Let $G=(\mathbb{R},+)$ and $S^\prime=\{z \in \mathbb{C} \space| \space|z|=1\}$. Define $\phi : G\longrightarrow S^\prime$ by $\phi(x)=e^{2\pi ix}$
(a) Prove that $\phi$ is surjective homomorphism.
$\phi$ is well define,
$x=y$ ; $x,y \in \mathbb{R}$ $\implies \phi(x)=e^{2\pi ix}= e^{2\pi iy}=\phi(y) $
$\phi$ is homomorphism,
$\phi(x+y)= e^{2\pi i(x+y)}= e^{2\pi ix}\times e^{2\pi iy} =\phi(x)\phi(y)$
$\phi$ is surjective,
Let any $z \in S^{\prime}$ then $|z|=1$ and there exist $x \in \mathbb{R}$ s.t $z= \cos(2\pi x)+i\sin(2\pi x)$
This follows $z=\phi(x)$
$\therefore$ $\phi$ is surjective homomorphism.

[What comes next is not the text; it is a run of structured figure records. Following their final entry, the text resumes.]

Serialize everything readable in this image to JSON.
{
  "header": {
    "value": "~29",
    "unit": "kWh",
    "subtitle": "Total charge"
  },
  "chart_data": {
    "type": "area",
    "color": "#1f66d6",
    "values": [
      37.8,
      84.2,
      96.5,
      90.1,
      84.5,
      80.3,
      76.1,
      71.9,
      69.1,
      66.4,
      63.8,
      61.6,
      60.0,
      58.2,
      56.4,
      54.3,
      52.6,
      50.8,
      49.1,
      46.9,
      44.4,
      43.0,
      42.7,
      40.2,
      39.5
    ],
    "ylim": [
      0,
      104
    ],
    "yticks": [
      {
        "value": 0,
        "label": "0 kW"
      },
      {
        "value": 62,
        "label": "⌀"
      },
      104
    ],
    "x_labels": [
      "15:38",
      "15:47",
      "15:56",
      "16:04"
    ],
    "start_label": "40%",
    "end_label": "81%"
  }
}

Here what I tried, Surjective part is not sure. Can anyone verify my answer?
You claimed that there is some $x$ such that $\phi(x)=z$, but you did not prove it.
Since $|z|=1$, if you write $z$ as $a+bi$, with $a,b\in\Bbb R$, then $a^2+b^2=1$. So, $b\in[-1,1]$. Let $\alpha=\frac{\arccos(a)}{2\pi}$. With this choice of $\alpha$, $\cos(2\pi\alpha)=a$. And\begin{align}b^2&=1-a^2\\&=1-\cos^2(2\pi\alpha)\\&=\sin^2(2\pi\alpha),\end{align}and therefore $\sin(2\pi\alpha)=\pm b$. If $\sin(2\pi\alpha)=b$, take $x=\alpha$; otherwise, take $x=-\alpha$.